While lower courts initially ruled that the payments were due to insurers, the Trump administration eventually halted direct federal payments for CSRs in October 20172. This cessation of payments forced insurers to recoup the costs by increasing premiums, a practice often referred to as "silver loading," where the increases were concentrated on silver-level plans. This dynamic led to increased federal spending on premium tax credits, as these credits are tied to the cost of benchmark silver plans. The Congressional Budget Office (CBO) estimated that terminating CSR payments would increase the federal deficit by billions over a decade due to higher premium tax credit outlays1. This situation created market instability and uncertainty, with some insurers withdrawing from certain marketplaces. While court rulings have since affirmed that the federal government is obligated to pay insurers for the CSRs provided, the funding mechanism and political stability surrounding these reductions remain a point of discussion in healthcare policy.
Cost sharing reduction vs. Premium tax credit
Cost sharing reductions and premium tax credits are both forms of subsidies available through the Affordable Care Act (ACA) Marketplace, but they serve distinct purposes in making healthcare more affordable.
A cost sharing reduction directly lowers the amount an individual pays out of pocket when they receive medical care. This includes reducing deductibles, copayments, and coinsurance, and capping the annual out-of-pocket maximum. CSRs are only available if an eligible individual enrolls in a silver-level plan.

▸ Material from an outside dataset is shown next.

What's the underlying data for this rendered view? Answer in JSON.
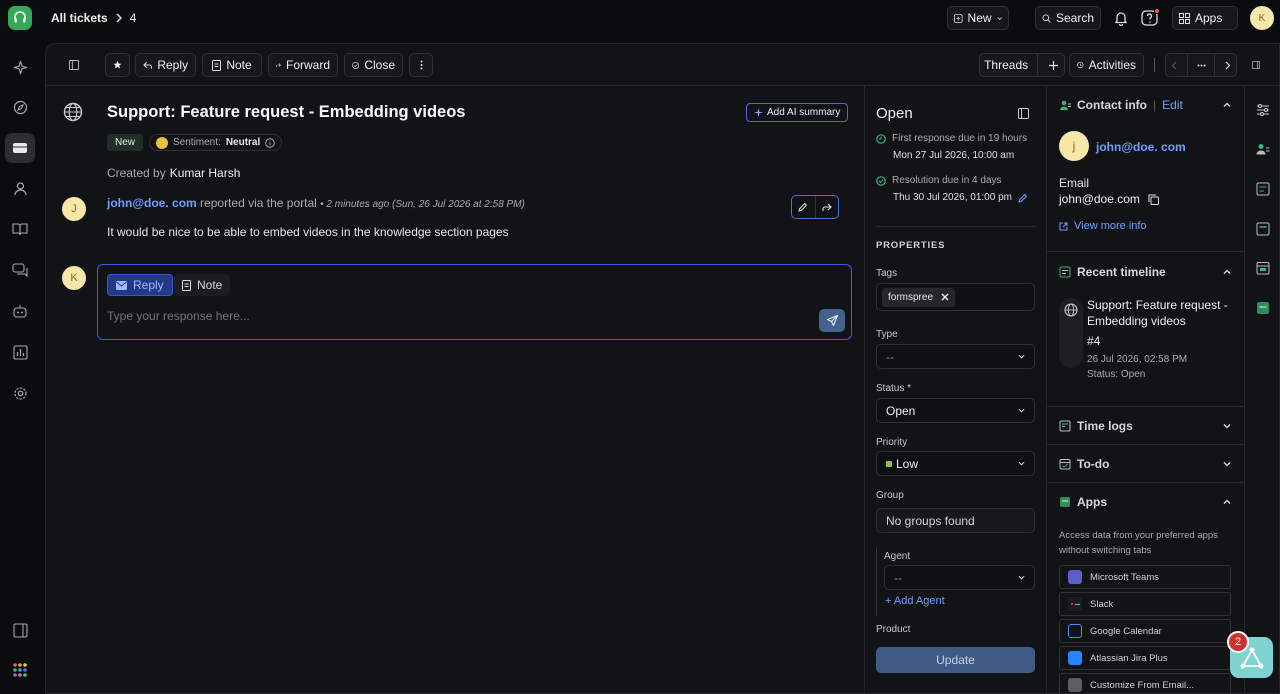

In contrast, a premium tax credit (PTC) reduces an individual's monthly premium payments for health insurance coverage. PTCs can be applied to plans at any "metal" level (Bronze, Silver, Gold, Platinum) and directly lower the cost of the insurance itself. While both are based on income and household size, the PTC helps individuals afford the monthly cost of having insurance, whereas the CSR helps them afford the cost of using that insurance once enrolled. Eligibility for the premium tax credit generally extends to a higher income threshold than for cost sharing reductions.
FAQs
Who is eligible for cost sharing reductions?
Eligibility for cost sharing reductions is primarily based on household income relative to the federal poverty line. Generally, individuals and families with incomes between 100% and 250% of the federal poverty level qualify. The specific amount of reduction depends on how far your income is below 250% of the poverty line, with lower incomes receiving more significant benefits.

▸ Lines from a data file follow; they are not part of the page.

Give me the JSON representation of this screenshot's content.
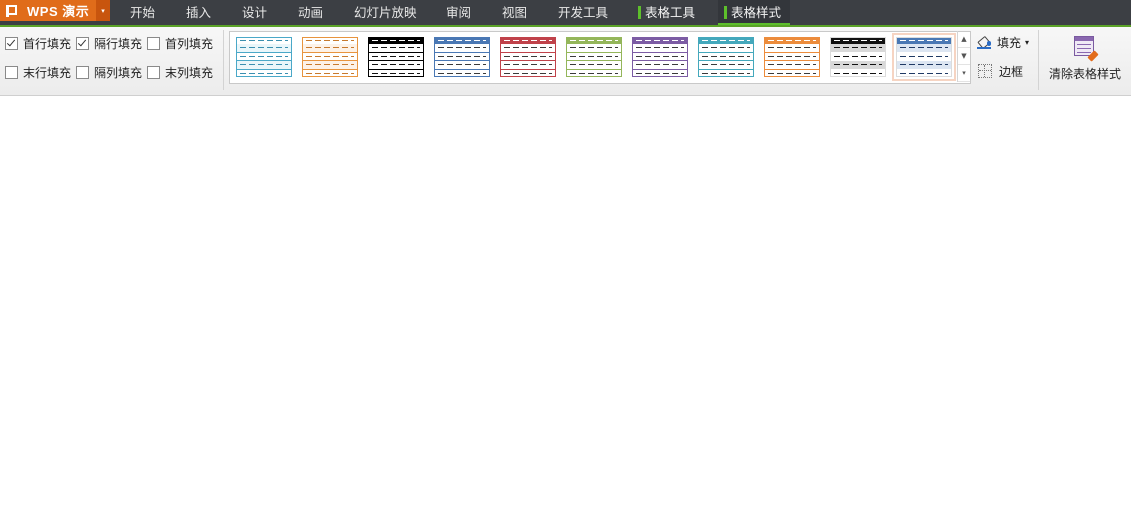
{
  "app": {
    "name": "WPS 演示",
    "dropdown": "▾"
  },
  "tabs": [
    {
      "label": "开始"
    },
    {
      "label": "插入"
    },
    {
      "label": "设计"
    },
    {
      "label": "动画"
    },
    {
      "label": "幻灯片放映"
    },
    {
      "label": "审阅"
    },
    {
      "label": "视图"
    },
    {
      "label": "开发工具"
    },
    {
      "label": "表格工具"
    },
    {
      "label": "表格样式"
    }
  ],
  "options": {
    "first_row": {
      "label": "首行填充",
      "checked": true
    },
    "banded_rows": {
      "label": "隔行填充",
      "checked": true
    },
    "first_col": {
      "label": "首列填充",
      "checked": false
    },
    "last_row": {
      "label": "末行填充",
      "checked": false
    },
    "banded_cols": {
      "label": "隔列填充",
      "checked": false
    },
    "last_col": {
      "label": "末列填充",
      "checked": false
    }
  },
  "styles": [
    {
      "name": "light-cyan",
      "header": "#ffffff",
      "band": "#eaf6fa",
      "border": "#4aa8c8",
      "dash": "#3b8fb0"
    },
    {
      "name": "light-orange",
      "header": "#ffffff",
      "band": "#fdf2e8",
      "border": "#e8943e",
      "dash": "#c87a2e"
    },
    {
      "name": "black",
      "header": "#000000",
      "band": "#ffffff",
      "border": "#000000",
      "dash": "#111111"
    },
    {
      "name": "blue",
      "header": "#4a78b4",
      "band": "#ffffff",
      "border": "#4a78b4",
      "dash": "#3a3a3a"
    },
    {
      "name": "red",
      "header": "#c0424a",
      "band": "#ffffff",
      "border": "#c0424a",
      "dash": "#3a3a3a"
    },
    {
      "name": "green",
      "header": "#94b65a",
      "band": "#ffffff",
      "border": "#94b65a",
      "dash": "#3a3a3a"
    },
    {
      "name": "purple",
      "header": "#7c5ca4",
      "band": "#ffffff",
      "border": "#7c5ca4",
      "dash": "#3a3a3a"
    },
    {
      "name": "teal",
      "header": "#44a8bc",
      "band": "#ffffff",
      "border": "#44a8bc",
      "dash": "#3a3a3a"
    },
    {
      "name": "orange",
      "header": "#ec8c3c",
      "band": "#ffffff",
      "border": "#ec8c3c",
      "dash": "#3a3a3a"
    },
    {
      "name": "gray-black",
      "header": "#111111",
      "band": "#d9d9d9",
      "border": "#ffffff",
      "dash": "#111111"
    },
    {
      "name": "blue-banded",
      "header": "#4a78b4",
      "band": "#dde6f2",
      "border": "#ffffff",
      "dash": "#203a64"
    }
  ],
  "selected_style": 10,
  "fill": {
    "label": "填充",
    "arrow": "▾"
  },
  "border": {
    "label": "边框"
  },
  "clear": {
    "label": "清除表格样式"
  }
}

What kind of health insurance plan do I need to get a cost sharing reduction?
To receive a cost sharing reduction, you must enroll in a silver-level health plan through your state's health insurance Marketplace. CSRs are not available with Bronze, Gold, or Platinum plans, even if you are otherwise eligible based on income.
How do cost sharing reductions save me money?
Cost sharing reductions save you money by lowering the amounts you are responsible for paying when you use your health insurance. This includes reducing your deductible (the amount you pay before your plan starts to pay), your copayment (a fixed amount you pay for a service), your coinsurance (a percentage of the cost you pay for a service), and your annual out-of-pocket maximum (the most you have to pay for covered services in a year).